Tout d’abord, le taux de change du dollar américain par rapport à d’autres devises a augmenté. Les entreprises non américaines et les organisations qui ont accumulé d’importants prêts et des crédits en dollars connaîtront (et connaissent déjà) des difficultés à assurer le service de leur dette et à rembourser leurs obligations libellées dans la monnaie des États-Unis.
Deuxièmement, de nombreux prêts et crédits en dollars ont un taux d’intérêt variable. Par conséquent, on peut s’attendre à ce que la charge des emprunteurs pour assurer le service de ces dettes devienne plus lourde.
Troisièmement, les fuites de capitaux vers les États-Unis vont augmenter, ce qui conduira à la détérioration de la situation économique dans les pays de la périphérie du capitalisme mondial, à un nouvel affaiblissement des taux de change des monnaies nationales de ces pays, et à d’autres complications dans le service et le remboursement des énormes dettes en dollars.
Les pays des BRICS sont parmi ceux qui peuvent souffrir de la suppression progressive du programme QE. Un des plus grands détenteurs de la dette en crédits et en prêts accordés par les banques en dollars américains est la Chine ($ 1,1 trillions selon la BRI).

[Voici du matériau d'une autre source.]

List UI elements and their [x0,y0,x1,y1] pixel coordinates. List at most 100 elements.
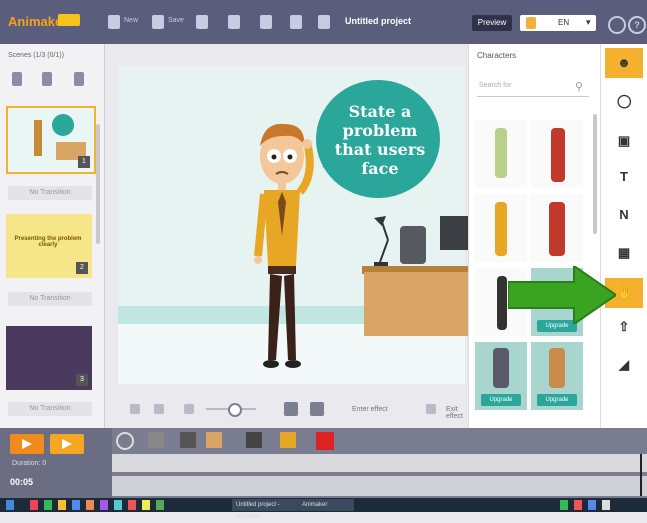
timeline-item[interactable] [280,432,296,448]
timeline-item[interactable] [148,432,164,448]
scene-thumb-3[interactable]: 3 [6,326,92,390]
language-value: EN [558,18,570,27]
start-icon[interactable] [6,500,14,510]
search-icon[interactable]: ⚲ [575,80,583,93]
audio-track[interactable] [112,476,647,496]
save-icon[interactable] [152,15,164,29]
background-icon[interactable]: ◢ [617,358,631,372]
help-icon[interactable]: ? [628,16,646,34]
app-icon[interactable] [100,500,108,510]
characters-search-input[interactable]: Search for ⚲ [477,78,589,97]
project-title[interactable]: Untitled project [345,16,411,26]
characters-scrollbar[interactable] [593,114,597,234]
video-icon[interactable]: ▦ [617,246,631,260]
grid-icon[interactable] [184,404,194,414]
play-scene-button[interactable] [50,434,84,454]
delete-scene-icon[interactable] [74,72,84,86]
add-scene-icon[interactable] [12,72,22,86]
app-icon[interactable] [30,500,38,510]
scene-thumb-2[interactable]: Presenting the problem clearly 2 [6,214,92,278]
character-figure [493,348,509,388]
tray-icon[interactable] [574,500,582,510]
text-icon[interactable]: T [617,170,631,184]
thinking-man-character[interactable] [244,116,324,376]
tray-icon[interactable] [588,500,596,510]
preview-button[interactable]: Preview [472,15,512,31]
hand-icon[interactable]: ✋ [617,286,633,300]
upgrade-button[interactable]: Upgrade [481,394,521,406]
chevron-down-icon: ▾ [586,17,591,27]
character-tile[interactable] [531,194,583,262]
number-icon[interactable]: N [617,208,631,222]
scene-number: 1 [78,156,90,168]
paste-icon[interactable] [290,15,302,29]
character-tile[interactable] [475,194,527,262]
timeline-item[interactable] [206,432,222,448]
redo-icon[interactable] [228,15,240,29]
taskbar-window-item[interactable]: Animaker [298,499,354,511]
app-icon[interactable] [58,500,66,510]
scenes-title: Scenes (1/3 (0/1)) [8,52,65,59]
app-icon[interactable] [128,500,136,510]
exit-effect-button[interactable]: Exit effect [446,406,466,420]
zoom-slider-knob[interactable] [228,403,242,417]
settings-icon[interactable] [608,16,626,34]
computer-monitor[interactable] [440,216,468,250]
app-icon[interactable] [86,500,94,510]
align-left-button[interactable] [284,402,298,416]
undo-icon[interactable] [196,15,208,29]
desk-lamp[interactable] [372,216,396,266]
timeline-end-marker[interactable] [640,454,642,496]
character-icon[interactable]: ☻ [617,56,631,70]
office-chair[interactable] [400,226,426,264]
new-button[interactable]: New [124,17,138,24]
camera-icon[interactable] [116,432,134,450]
scene-transition[interactable]: No Transition [8,292,92,306]
duplicate-scene-icon[interactable] [42,72,52,86]
app-icon[interactable] [142,500,150,510]
stage-canvas[interactable]: State a problem that users face [118,66,470,384]
timeline-item[interactable] [180,432,196,448]
timeline-item[interactable] [246,432,262,448]
timeline-item-selected[interactable] [316,432,334,450]
app-icon[interactable] [114,500,122,510]
scene-transition[interactable]: No Transition [8,402,92,416]
character-tile-premium[interactable]: Upgrade [531,342,583,410]
save-button[interactable]: Save [168,17,184,24]
upgrade-button[interactable]: Upgrade [537,394,577,406]
tray-icon[interactable] [602,500,610,510]
delete-icon[interactable] [318,15,330,29]
taskbar-window-item[interactable]: Untitled project - Animaker [232,499,298,520]
character-tile[interactable] [531,120,583,188]
effect-icon[interactable] [426,404,436,414]
scenes-scrollbar[interactable] [96,124,100,244]
character-figure [495,128,507,178]
thumb-text: Presenting the problem clearly [14,236,82,248]
app-icon[interactable] [72,500,80,510]
search-placeholder: Search for [479,82,512,89]
enter-effect-button[interactable]: Enter effect [352,406,388,413]
scene-thumb-1[interactable]: 1 [6,106,96,174]
speech-text[interactable]: State a problem that users face [328,102,432,178]
balloon-icon[interactable]: ◯ [617,94,632,108]
duration-label: Duration: 0 [12,460,47,467]
logo-badge [58,14,80,26]
cut-icon[interactable] [130,404,140,414]
copy-icon[interactable] [260,15,272,29]
image-icon[interactable]: ▣ [617,134,631,148]
character-tile-premium[interactable]: Upgrade [475,342,527,410]
office-desk[interactable] [364,272,468,336]
app-icon[interactable] [44,500,52,510]
align-right-button[interactable] [310,402,324,416]
new-file-icon[interactable] [108,15,120,29]
language-select[interactable]: EN ▾ [520,15,596,31]
character-tile[interactable] [475,120,527,188]
app-icon[interactable] [156,500,164,510]
tray-icon[interactable] [560,500,568,510]
scene-duration[interactable]: 00:05 [10,474,80,490]
upload-icon[interactable]: ⇧ [617,320,631,334]
scene-transition[interactable]: No Transition [8,186,92,200]
play-button[interactable] [10,434,44,454]
pen-icon[interactable] [154,404,164,414]
timeline-track[interactable] [112,454,647,472]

D’autres pays des BRICS sont sérieusement accablés par ces dettes. Le Brésil, par exemple, doit 300 milliards de dollars aux banques des États-Unis.
Le coup ne sera toutefois pas ressenti seulement par les pays à la périphérie du capitalisme mondial, mais aussi par les pays d’Europe. L’assouplissement quantitatif annoncé par la Banque centrale européenne coïncide avec la fin du programme QE aux États-Unis. Cela entraînera une baisse rapide de l’euro par rapport au dollar américain et augmentera les fuites de capitaux. Le programme d’assouplissement quantitatif de la BCE pourrait conduire à une nouvelle escalade de la crise de la dette européenne. D’une manière générale, il est difficile de penser à un plus mauvais moment pour lancer le QE de la BCE, alors que certains pensent que cela n’a pas été fait dans l’intérêt de l’Europe, mais dans celui des États-Unis.
En même temps, il faut prendre un autre facteur en considération. L’élimination progressive des programme d’assouplissement quantitatif de la Réserve fédérale et de l’appréciation de la monnaie pourraient interrompre la tendance assez instable à la reprise du secteur réel de l’économie américaine. Même maintenant, la hausse du taux de change du dollar sape les positions déjà faibles des exportateurs américains. L’ancien chef de la Réserve fédérale, Alan Greenspan, note que l’économie américaine réelle se remet beaucoup plus lentement que le marché financier. Il y a un déséquilibre du développement qui pourrait se traduire par l’apparition d’une énorme bulle financière, que les banques et autres fonds américains, ainsi que des investisseurs à travers le monde, se chargeraient de gonfler. Actuellement, tout cela rappelle beaucoup la situation à la veille de la crise financière mondiale de 2007-2009.